Complete step by step answer:
Logarithm is the exponent that indicates the power to which a base number is raised to produce a given number Or A logarithmic is defined as the power to which number which must be raised to get some values. Logarithmic functions and exponential functions are inverses to each other. We should be clear when the rule is applied to the power, then the exponent rule is used.
Example: The logarithm of 100 to the base 10 is 2.
As given in the question,
\[\Rightarrow {{\log }_{9}}729+{{\log }_{9}}81+{{\log }_{9}}9\]

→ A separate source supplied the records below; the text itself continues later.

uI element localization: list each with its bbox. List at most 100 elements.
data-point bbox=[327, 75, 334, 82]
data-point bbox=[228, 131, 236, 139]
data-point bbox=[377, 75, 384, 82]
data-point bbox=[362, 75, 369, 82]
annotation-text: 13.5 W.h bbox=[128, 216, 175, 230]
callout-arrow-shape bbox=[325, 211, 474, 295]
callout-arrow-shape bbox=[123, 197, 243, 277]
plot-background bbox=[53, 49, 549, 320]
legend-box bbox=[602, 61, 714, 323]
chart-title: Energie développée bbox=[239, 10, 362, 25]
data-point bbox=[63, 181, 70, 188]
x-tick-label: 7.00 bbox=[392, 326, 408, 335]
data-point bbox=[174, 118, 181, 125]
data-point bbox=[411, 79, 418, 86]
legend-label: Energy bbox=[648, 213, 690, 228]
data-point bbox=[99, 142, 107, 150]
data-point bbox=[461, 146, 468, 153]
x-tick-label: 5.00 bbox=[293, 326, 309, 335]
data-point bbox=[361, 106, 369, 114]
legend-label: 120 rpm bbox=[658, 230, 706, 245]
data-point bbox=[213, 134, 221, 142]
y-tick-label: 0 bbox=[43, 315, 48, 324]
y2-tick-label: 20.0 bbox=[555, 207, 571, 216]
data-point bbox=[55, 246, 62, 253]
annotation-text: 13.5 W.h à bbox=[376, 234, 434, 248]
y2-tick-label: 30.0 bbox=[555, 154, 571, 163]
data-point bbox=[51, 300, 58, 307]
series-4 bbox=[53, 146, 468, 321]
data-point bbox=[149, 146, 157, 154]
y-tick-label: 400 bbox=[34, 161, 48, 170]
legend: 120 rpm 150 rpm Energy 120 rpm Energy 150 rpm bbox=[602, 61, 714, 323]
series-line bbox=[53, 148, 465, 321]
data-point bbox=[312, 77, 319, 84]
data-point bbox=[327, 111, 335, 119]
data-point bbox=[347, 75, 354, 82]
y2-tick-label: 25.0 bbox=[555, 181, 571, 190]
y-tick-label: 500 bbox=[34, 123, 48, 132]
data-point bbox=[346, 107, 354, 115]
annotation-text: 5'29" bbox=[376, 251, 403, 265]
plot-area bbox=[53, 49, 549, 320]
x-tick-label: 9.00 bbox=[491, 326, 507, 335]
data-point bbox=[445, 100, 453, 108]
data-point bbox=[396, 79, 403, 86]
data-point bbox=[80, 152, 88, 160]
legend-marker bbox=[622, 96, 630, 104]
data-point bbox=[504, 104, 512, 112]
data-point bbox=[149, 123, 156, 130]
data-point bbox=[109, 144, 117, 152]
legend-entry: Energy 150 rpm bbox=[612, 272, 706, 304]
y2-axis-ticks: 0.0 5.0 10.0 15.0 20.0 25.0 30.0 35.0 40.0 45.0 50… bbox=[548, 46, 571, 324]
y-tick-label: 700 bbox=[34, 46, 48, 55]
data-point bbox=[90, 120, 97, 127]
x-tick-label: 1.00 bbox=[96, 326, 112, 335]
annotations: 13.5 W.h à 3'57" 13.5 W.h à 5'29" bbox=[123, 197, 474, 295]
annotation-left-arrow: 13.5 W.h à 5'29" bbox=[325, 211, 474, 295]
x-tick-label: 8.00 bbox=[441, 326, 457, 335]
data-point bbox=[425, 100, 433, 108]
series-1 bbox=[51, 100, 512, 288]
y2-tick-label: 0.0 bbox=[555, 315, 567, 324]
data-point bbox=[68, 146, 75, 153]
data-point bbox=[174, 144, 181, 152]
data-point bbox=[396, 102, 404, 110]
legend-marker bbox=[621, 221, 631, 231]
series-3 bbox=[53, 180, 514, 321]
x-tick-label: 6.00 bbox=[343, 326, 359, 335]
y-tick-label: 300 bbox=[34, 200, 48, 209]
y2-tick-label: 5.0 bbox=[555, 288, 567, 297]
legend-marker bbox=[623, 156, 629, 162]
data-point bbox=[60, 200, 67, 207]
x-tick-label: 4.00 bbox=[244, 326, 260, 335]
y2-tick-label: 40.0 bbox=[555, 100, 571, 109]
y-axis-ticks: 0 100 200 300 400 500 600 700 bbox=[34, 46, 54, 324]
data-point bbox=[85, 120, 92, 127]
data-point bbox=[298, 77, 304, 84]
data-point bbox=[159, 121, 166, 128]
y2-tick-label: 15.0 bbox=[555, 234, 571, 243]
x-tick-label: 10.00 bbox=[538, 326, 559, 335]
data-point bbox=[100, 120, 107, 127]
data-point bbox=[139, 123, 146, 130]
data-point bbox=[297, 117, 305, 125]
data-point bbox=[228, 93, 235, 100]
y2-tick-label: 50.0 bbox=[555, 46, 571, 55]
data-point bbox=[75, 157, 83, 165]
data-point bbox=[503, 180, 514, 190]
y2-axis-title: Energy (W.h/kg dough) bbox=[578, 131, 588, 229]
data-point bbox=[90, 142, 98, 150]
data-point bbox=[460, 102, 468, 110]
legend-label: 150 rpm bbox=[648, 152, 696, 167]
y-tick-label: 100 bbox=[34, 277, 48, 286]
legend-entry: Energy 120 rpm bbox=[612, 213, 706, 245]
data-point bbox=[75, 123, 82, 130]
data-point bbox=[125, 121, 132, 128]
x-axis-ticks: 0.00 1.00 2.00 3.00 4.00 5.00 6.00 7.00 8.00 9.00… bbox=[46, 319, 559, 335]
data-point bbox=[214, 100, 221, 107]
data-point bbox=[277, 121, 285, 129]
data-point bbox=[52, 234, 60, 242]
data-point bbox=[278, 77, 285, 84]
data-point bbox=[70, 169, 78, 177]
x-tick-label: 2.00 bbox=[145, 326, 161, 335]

As we know that, \[729={{9}^{3}}\]and \[81={{9}^{2}}\], we get the above expression as
 \[\Rightarrow {{\log }_{9}}\left( {{9}^{3}} \right)+{{\log }_{9}}\left( {{9}^{2}} \right)+{{\log }_{9}}9\]
According to logarithmic property, \[{{\log }_{a}}{{x}^{n}}=n{{\log }_{a}}x\] , we get
\[\Rightarrow 3{{\log }_{9}}9+2{{\log }_{9}}9+{{\log }_{9}}9\]
For further evaluation,
We are using the logarithm identity \[{{\log }_{a}}a=1\], we get
\[\Rightarrow 3+2+1\]
Therefore, \[{{\log }_{9}}729+{{\log }_{9}}81+{{\log }_{9}}9=6\].

Note: One must remember the log values of arguments from 1 to 10 with the base value of the log equal to 10. More generally, exponentiation allow any positive real number as base to be raised to any real power, always producing a positive result, so \[{{\log }_{b}}x\] for any two positive real numbers b and x where b is not equal to 1, is always a unique real number y.